Damage giving rise to liability

8.—(1) Subject to this Article, in this Part “damage” means death or personal injury or any loss of or damage to any property (including land).

(2) A person shall not be liable under Article 5 in respect of any defect in a product for the loss of or any damage to the product itself or for the loss of or any damage to the whole or any part of any product which has been supplied with the product in question comprised in it.

(3) A person shall not be liable under Article 5 for any loss of or damage to any property which, at the time it is lost or damaged, is not—

(a)of a description of property ordinarily intended for private use, occupation or consumption; and

(b)intended by the person suffering the loss or damage mainly for his own private use, occupation or consumption.

(4) No damages shall be awarded to any person by virtue of this Part in respect of any loss of or damage to any property if the amount which would fall to be so awarded to that person, apart from this paragraph and any liability for interest, does not exceed £275.

(5) In determining for the purposes of this Part who has suffered any loss of or damage to property and when any such loss or damage occurred, the loss or damage shall be regarded as having occurred at the earliest time at which a person with an interest in the property had knowledge of the material facts about the loss or damage.

(6) For the purposes of paragraph (5) the material facts about any loss of or damage to any property are such facts about the loss or damage as would lead a reasonable person with an interest in the property to consider the loss or damage sufficiently serious to justify his instituting proceedings for damages against a defendant who did not dispute liability and was able to satisfy a judgment.

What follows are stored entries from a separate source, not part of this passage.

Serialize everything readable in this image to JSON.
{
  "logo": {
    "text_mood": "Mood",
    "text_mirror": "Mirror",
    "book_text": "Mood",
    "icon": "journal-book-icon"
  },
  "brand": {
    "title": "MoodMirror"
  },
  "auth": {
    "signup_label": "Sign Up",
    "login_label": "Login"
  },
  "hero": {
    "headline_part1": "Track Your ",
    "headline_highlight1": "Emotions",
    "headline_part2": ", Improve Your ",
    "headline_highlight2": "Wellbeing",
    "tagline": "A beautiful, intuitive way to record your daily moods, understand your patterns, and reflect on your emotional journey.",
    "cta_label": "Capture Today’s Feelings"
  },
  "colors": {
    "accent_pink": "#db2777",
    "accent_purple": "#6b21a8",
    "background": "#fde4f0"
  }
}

(7) For the purposes of paragraph (5) a person’s knowledge includes knowledge which he might reasonably have been expected to acquire—

(a)from facts observable or ascertainable by him; or

(b)from facts ascertainable by him with the help of appropriate expert advice which it is reasonable for him to seek;

but a person shall not be taken by virtue of this paragraph to have knowledge of a fact ascertainable by him only with the help of expert advice unless he has failed to take all reasonable steps to obtain (and, where appropriate, to act on) that advice.